Kenneth Darryl Tuchman (born October 23, 1959) is an American entrepreneur, philanthropist, and customer experience evangelist. He is the founder, CEO and Chairman of global outsourcing company TTEC, formerly known as TeleTech.

Biography
Tuchman worked various jobs as a teenager: in a surf shop and renting lots for car sales which blossomed into a business where he would answer inquiries and then set up appointments. In the 1980s, Tuchman worked for his father's luxury-home construction business in California, which is when he first started considering the idea of a business that would serve as a centralized base for potential customer inquiries. In 1982, he founded TeleTech (now TTEC) in an old nursery school near Los Angeles allowing businesses to outsource their customer service requirements.  His first big customer was Herbalife. In 1984, after the conglomerate AT&T was broken up, TTEC was hired to monitor AT&T's transactions with customers who were switching carriers which led to business with two of the resulting phone companies, MCI, Inc. and United Telecom (subsequently Sprint Corporation), to sign up new customers.

In 1986, he moved the company to Sherman Oaks, California.
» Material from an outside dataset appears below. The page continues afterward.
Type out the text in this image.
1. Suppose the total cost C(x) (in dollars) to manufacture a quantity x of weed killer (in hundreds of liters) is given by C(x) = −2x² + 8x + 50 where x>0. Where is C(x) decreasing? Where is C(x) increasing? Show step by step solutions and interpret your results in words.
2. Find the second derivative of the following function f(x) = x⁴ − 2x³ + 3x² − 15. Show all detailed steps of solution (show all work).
In 1992, it had $6 million in revenue which grew to $50 million in 1995 and he relocated the company to Denver, Colorado.[3] In 1995, Sam Zell purchased a 17% stake in the company and in 1996, TeleTech completed its IPO. In 1999, Tuchman left the company after a disagreement with the Board over strategy but returned in 2001. The company went through a severe restructuring with numerous layoffs and consolidation of call centers.

In 2013, TTEC had operations in 14 countries. Nine of these countries provide services for onshore clients (the U.S., Australia, Brazil, Germany, Ghana, Ireland, New Zealand, South Africa and the United Kingdom); the other six countries provide services for offshore clients (Argentina, Canada, Costa Rica, India, Mexico and the Philippines). 24,000 of TeleTech's 48,000 employees are in the Philippines.  On January 9, 2018, TeleTech officially changed its name to TTEC.

Philanthropy
The Tuchmans via their foundation, the Tuchman Family Foundation, are prominent donors to National Jewish Health where his wife Debra serves on the Board of Directors.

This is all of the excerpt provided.